What all of this means is that the three judges wanted to write a decision that fully supports the “gender identity” ideology, no matter how much harm it causes to children, teenagers, adults, civic society, democracy, and the law. If the judges had opposed the ideology — which could destroy all single-sex institutions, such as women’s sports leagues or women’s shelters — they would have found an argument to gently reject the girl’s claims, and told her to graduate high school in a few days without having gotten her courtroom victory over the school principal.
If the judges had opposed the gender ideology — whose advocates wish to destroy all single-sex institutions, such as women’s bathrooms, sports leagues or shelters — they would have found an argument to gently reject the girl’s claims, and told her to graduate high school without having gotten her courtroom victory over the school principal.

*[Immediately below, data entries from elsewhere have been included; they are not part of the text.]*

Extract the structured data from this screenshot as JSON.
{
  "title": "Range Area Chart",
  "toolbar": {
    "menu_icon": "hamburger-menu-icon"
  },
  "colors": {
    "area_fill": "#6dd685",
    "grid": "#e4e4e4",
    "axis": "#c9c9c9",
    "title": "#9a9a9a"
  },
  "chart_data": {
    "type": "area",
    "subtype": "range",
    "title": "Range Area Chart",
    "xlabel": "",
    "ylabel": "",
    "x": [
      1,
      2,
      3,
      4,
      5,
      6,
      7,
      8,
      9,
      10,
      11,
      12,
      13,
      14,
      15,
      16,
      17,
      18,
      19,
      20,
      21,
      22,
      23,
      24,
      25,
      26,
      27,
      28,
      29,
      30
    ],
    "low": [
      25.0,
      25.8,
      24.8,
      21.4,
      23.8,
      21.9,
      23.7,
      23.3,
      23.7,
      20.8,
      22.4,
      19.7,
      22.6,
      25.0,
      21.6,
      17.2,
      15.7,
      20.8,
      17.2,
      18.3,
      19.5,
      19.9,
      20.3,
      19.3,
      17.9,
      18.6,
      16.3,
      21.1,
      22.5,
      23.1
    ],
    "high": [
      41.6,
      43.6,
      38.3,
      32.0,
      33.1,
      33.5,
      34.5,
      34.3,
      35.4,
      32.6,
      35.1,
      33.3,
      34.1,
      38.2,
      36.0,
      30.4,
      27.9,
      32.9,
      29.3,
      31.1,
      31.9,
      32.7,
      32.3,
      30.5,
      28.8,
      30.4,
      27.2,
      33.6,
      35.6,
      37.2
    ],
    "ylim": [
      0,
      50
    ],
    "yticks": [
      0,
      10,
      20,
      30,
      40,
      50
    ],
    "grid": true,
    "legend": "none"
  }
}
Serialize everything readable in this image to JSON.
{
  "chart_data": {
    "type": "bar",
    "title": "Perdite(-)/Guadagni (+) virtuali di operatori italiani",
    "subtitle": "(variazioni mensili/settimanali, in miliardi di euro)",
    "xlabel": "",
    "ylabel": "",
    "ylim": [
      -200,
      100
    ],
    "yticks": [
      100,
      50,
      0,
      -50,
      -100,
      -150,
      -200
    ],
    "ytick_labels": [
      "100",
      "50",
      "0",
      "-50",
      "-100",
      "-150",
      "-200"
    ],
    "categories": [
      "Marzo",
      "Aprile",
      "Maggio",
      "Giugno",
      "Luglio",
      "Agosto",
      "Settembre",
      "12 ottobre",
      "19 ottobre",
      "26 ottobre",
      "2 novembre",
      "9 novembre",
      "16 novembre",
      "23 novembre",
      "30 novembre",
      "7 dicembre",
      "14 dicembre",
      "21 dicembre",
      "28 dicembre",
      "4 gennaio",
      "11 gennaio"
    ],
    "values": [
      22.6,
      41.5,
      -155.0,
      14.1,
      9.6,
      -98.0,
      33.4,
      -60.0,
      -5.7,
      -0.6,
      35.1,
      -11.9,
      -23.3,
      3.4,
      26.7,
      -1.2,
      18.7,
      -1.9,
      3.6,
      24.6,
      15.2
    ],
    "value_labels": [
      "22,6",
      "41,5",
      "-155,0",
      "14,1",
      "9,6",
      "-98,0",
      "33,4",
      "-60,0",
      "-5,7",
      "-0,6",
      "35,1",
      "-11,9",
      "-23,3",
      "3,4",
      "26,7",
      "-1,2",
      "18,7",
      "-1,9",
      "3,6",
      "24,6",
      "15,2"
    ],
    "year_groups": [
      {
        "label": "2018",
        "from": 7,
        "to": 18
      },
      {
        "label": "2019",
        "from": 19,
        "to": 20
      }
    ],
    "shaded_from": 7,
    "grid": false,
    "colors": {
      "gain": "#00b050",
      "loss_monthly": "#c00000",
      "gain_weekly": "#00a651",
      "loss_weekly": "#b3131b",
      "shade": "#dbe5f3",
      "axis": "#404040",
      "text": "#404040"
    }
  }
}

But the ideology is far more aggressive than a 17-year-old girl. Far example, even though far fewer than one percent of Americans try to live as members of the opposite sex, the gender-identity push has attacked the nation’s long-standing social rules for single-sex bathrooms and shelters for battered women, sports leagues for girls, hiking groups for boys, K-12 curricula and university speech codes, religious freedoms, free speech, the social status of women, parents’ rights in childrearing, practices to help teenagers, women’s expectations of beauty, culture and civic society, scientific research, prison safety, civic ceremonies, school rules, men’s sense of masculinity, law enforcement, and children’s sexual privacy.
Polls and surveys show this transgender ideology has some sympathy from roughly one-quarter of Americans, but former President Obama has admitted twice that his push for “transgender rights” hurt Hillary Clinton’s 2016 race.